Every scene is necessary in this tightly written and thoroughly researched historical novel. The events unfold as the momentum gains and as Toyo’s self-understanding grows – subtly but with such forces that I could not put the book down. The opening scene of detailed Seppuku (suicide by cutting open one’s own stomach) ritual and some of the High School hazing methods are definitely not for the faint of heart. Yet this is not a book about violence, but about honor, loyalty, teamwork, inner strength, and physical strength, as well. All the necessary components of a successful baseball team.

To link the spirit of Bushido (Way of the Warriors) and baseball presents such a fresh look on the American’s National Pasttime that will inspire many young readers to think about the sport they love more deeply and meaningfully. This is an amazing and perfect book!

Note on Cultural Inaccuracies: My suspicion was confirmed by a Japanese friend that since Gratz is not Japanese, nor is he an expert in the Japanese language, some cultural inaccuracies occur in the book. The most glaring problem for me is the use of first names of anyone elder. It simply is not done — not then, and not even now in the 21st century. A son will never call his own father by the first name – no matter HOW much he detest his own father. When calling an upper classman, one will always use honorifics: -san and -sempai attached to either the first or last names; and when the younger students are addressed, the older ones might use -kun. These can be easily researched — even a simple google search or any entry level Japanese language text book can reveal the correct usage of these honorifics. Since it IS still an integral part of the Japanese culture, the ignoring of such practice shows a certain mentality from the author and the publisher. What a shame!


Filed under Book Notes

4 responses to “Samurai Shortstop

  1. William

    You'll have to hear Junko's comments about the cultural problems with this book. Plot is a grabber, but she has strong reservations because of the 'exoticizing' and several inaccuracies culturally.


  2. fairrosa

    I will find out soon and post the issues here. I'm not sure about the exorticizing points since I found that the book reads similarly in tone and characters and their actions to those found in Japanese Manga stories — the tenacity of the main character, the extreme training methods, the acceptance of harsh punishment, etc. However, I was wondering the whole time if there are cultural inaccuracies that will make this perfectly told story less recommendable!


  3. Monica Edinger

    Sigh, this was my fear too. I thought the book was excellent, but wasn't in a position to know what was what.

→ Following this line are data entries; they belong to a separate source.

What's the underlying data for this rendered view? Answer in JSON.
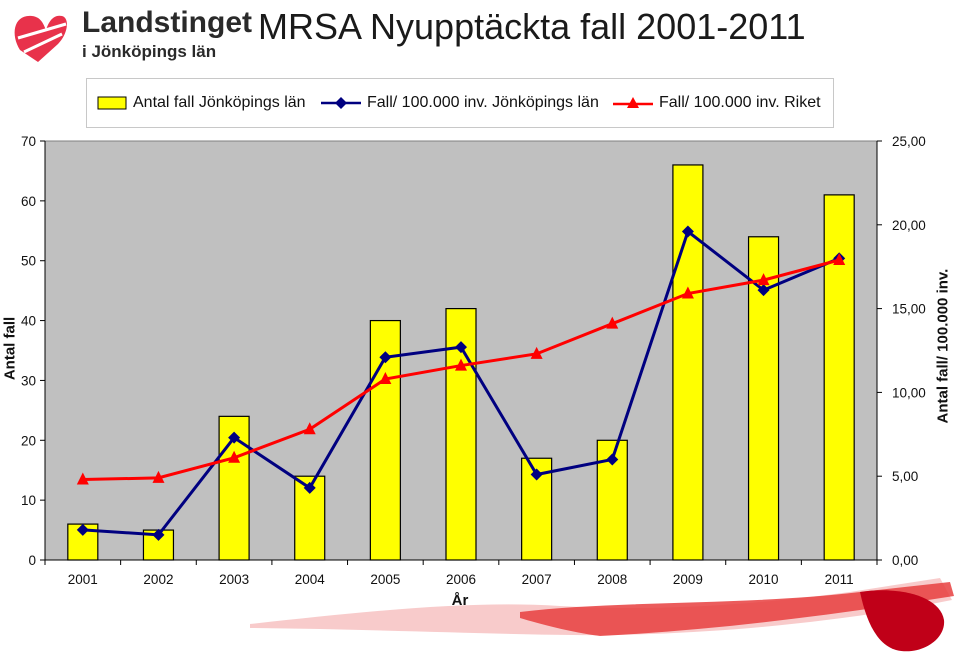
{
  "logo": {
    "name": "Landstinget",
    "sub": "i Jönköpings län"
  },
  "chart_data": {
    "type": "bar",
    "title": "MRSA Nyupptäckta fall 2001-2011",
    "xlabel": "År",
    "ylabel": "Antal fall",
    "y2label": "Antal fall/ 100.000 inv.",
    "categories": [
      "2001",
      "2002",
      "2003",
      "2004",
      "2005",
      "2006",
      "2007",
      "2008",
      "2009",
      "2010",
      "2011"
    ],
    "ylim": [
      0,
      70
    ],
    "y2lim": [
      0,
      25
    ],
    "yticks": [
      "0",
      "10",
      "20",
      "30",
      "40",
      "50",
      "60",
      "70"
    ],
    "y2ticks": [
      "0,00",
      "5,00",
      "10,00",
      "15,00",
      "20,00",
      "25,00"
    ],
    "legend_position": "top",
    "grid": false,
    "series": [
      {
        "name": "Antal fall Jönköpings län",
        "type": "bar",
        "axis": "left",
        "color": "#ffff00",
        "values": [
          6,
          5,
          24,
          14,
          40,
          42,
          17,
          20,
          66,
          54,
          61
        ]
      },
      {
        "name": "Fall/ 100.000 inv. Jönköpings län",
        "type": "line",
        "axis": "right",
        "color": "#000080",
        "marker": "diamond",
        "values": [
          1.8,
          1.5,
          7.3,
          4.3,
          12.1,
          12.7,
          5.1,
          6.0,
          19.6,
          16.1,
          18.0
        ]
      },
      {
        "name": "Fall/ 100.000 inv. Riket",
        "type": "line",
        "axis": "right",
        "color": "#ff0000",
        "marker": "triangle",
        "values": [
          4.8,
          4.9,
          6.1,
          7.8,
          10.8,
          11.6,
          12.3,
          14.1,
          15.9,
          16.7,
          17.9
        ]
      }
    ]
  }
}
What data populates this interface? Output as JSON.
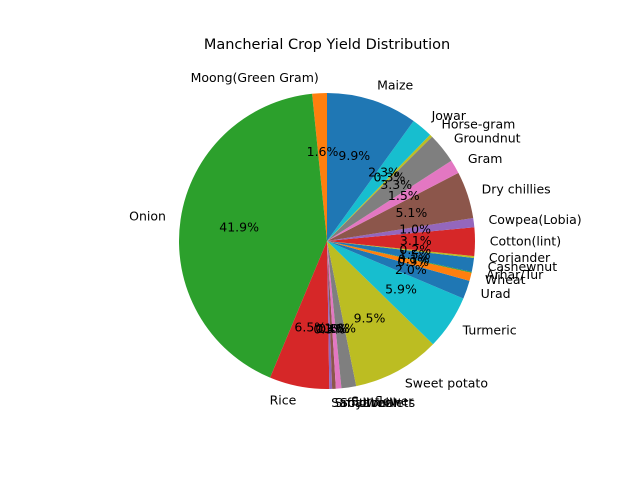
{
  "chart_data": {
    "type": "pie",
    "title": "Mancherial Crop Yield Distribution",
    "start_angle_deg": 90,
    "direction": "counterclockwise",
    "slices": [
      {
        "label": "Moong(Green Gram)",
        "value": 1.6,
        "pct_label": "1.6%",
        "color": "#ff7f0e"
      },
      {
        "label": "Onion",
        "value": 41.9,
        "pct_label": "41.9%",
        "color": "#2ca02c"
      },
      {
        "label": "Rice",
        "value": 6.5,
        "pct_label": "6.5%",
        "color": "#d62728"
      },
      {
        "label": "Safflower",
        "value": 0.3,
        "pct_label": "0.3%",
        "color": "#9467bd"
      },
      {
        "label": "Small millets",
        "value": 0.4,
        "pct_label": "0.4%",
        "color": "#8c564b"
      },
      {
        "label": "Soyabean",
        "value": 0.6,
        "pct_label": "0.6%",
        "color": "#e377c2"
      },
      {
        "label": "Sunflower",
        "value": 1.6,
        "pct_label": "1.6%",
        "color": "#7f7f7f"
      },
      {
        "label": "Sweet potato",
        "value": 9.5,
        "pct_label": "9.5%",
        "color": "#bcbd22"
      },
      {
        "label": "Turmeric",
        "value": 5.9,
        "pct_label": "5.9%",
        "color": "#17becf"
      },
      {
        "label": "Urad",
        "value": 2.0,
        "pct_label": "2.0%",
        "color": "#1f77b4"
      },
      {
        "label": "Wheat",
        "value": 0.9,
        "pct_label": "0.9%",
        "color": "#ff7f0e"
      },
      {
        "label": "Arhar/Tur",
        "value": 0.1,
        "pct_label": "0.1%",
        "color": "#2ca02c"
      },
      {
        "label": "Cashewnut",
        "value": 1.5,
        "pct_label": "1.5%",
        "color": "#1f77b4"
      },
      {
        "label": "Coriander",
        "value": 0.2,
        "pct_label": "0.2%",
        "color": "#bcbd22"
      },
      {
        "label": "Cotton(lint)",
        "value": 3.1,
        "pct_label": "3.1%",
        "color": "#d62728"
      },
      {
        "label": "Cowpea(Lobia)",
        "value": 1.0,
        "pct_label": "1.0%",
        "color": "#9467bd"
      },
      {
        "label": "Dry chillies",
        "value": 5.1,
        "pct_label": "5.1%",
        "color": "#8c564b"
      },
      {
        "label": "Gram",
        "value": 1.5,
        "pct_label": "1.5%",
        "color": "#e377c2"
      },
      {
        "label": "Groundnut",
        "value": 3.3,
        "pct_label": "3.3%",
        "color": "#7f7f7f"
      },
      {
        "label": "Horse-gram",
        "value": 0.3,
        "pct_label": "0.3%",
        "color": "#bcbd22"
      },
      {
        "label": "Jowar",
        "value": 2.3,
        "pct_label": "2.3%",
        "color": "#17becf"
      },
      {
        "label": "Maize",
        "value": 9.9,
        "pct_label": "9.9%",
        "color": "#1f77b4"
      }
    ]
  }
}
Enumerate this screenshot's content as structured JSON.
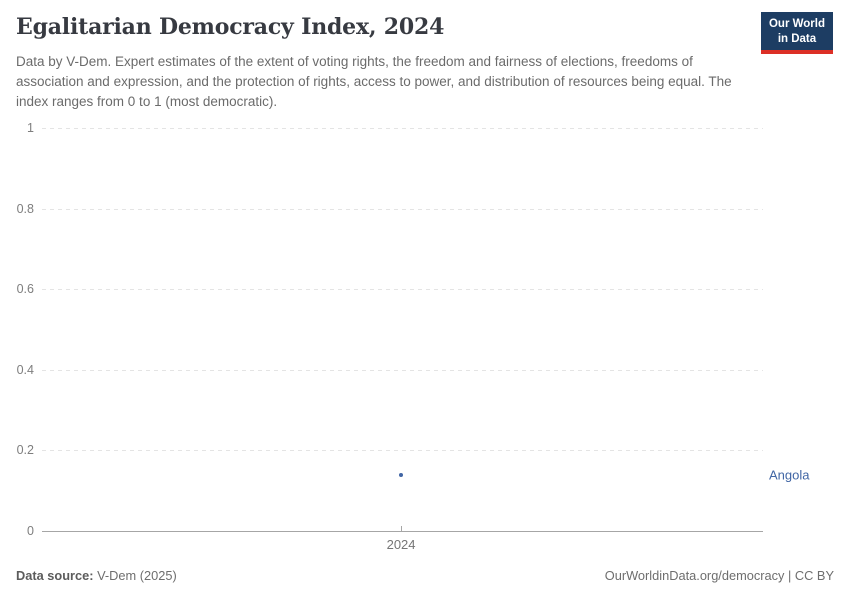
{
  "header": {
    "title": "Egalitarian Democracy Index, 2024",
    "subtitle": "Data by V-Dem. Expert estimates of the extent of voting rights, the freedom and fairness of elections, freedoms of association and expression, and the protection of rights, access to power, and distribution of resources being equal. The index ranges from 0 to 1 (most democratic).",
    "logo": {
      "line1": "Our World",
      "line2": "in Data"
    }
  },
  "chart_data": {
    "type": "scatter",
    "title": "Egalitarian Democracy Index, 2024",
    "x": [
      2024
    ],
    "x_tick_labels": [
      "2024"
    ],
    "series": [
      {
        "name": "Angola",
        "values": [
          0.14
        ],
        "color": "#4166a5"
      }
    ],
    "ylim": [
      0,
      1
    ],
    "yticks": [
      0,
      0.2,
      0.4,
      0.6,
      0.8,
      1
    ],
    "grid": true,
    "legend_position": "right-of-point"
  },
  "colors": {
    "logo_bg": "#1d3d63",
    "logo_stripe": "#dc2f26",
    "accent_blue": "#4166a5"
  },
  "footer": {
    "source_label": "Data source:",
    "source_value": " V-Dem (2025)",
    "right_text": "OurWorldinData.org/democracy | CC BY"
  }
}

    The issue of exoticizing is a fascinating one. How to separate what will be strange to a reader unfamiliar with the culture from something that excites him/her in the exotic sense? Especially child readers.


  4. fairrosa

    I am not that concerned with the exoticism in this particular novel as the actual inaccuracies. I think Gratz' decision of maintaining the traits in the characters and situations that differ from the current, 21st century, American children's experiences is based on a noble intention: the respect of a different norm. As I read this story, I was reminded over and over again the personalities in Mangas and animes that are created from the "insiders'" view points. And, boy, are they often different from OUR norm! (By the way, what IS OUR norm?)

    I'm still impressed by the author's craftsmanship.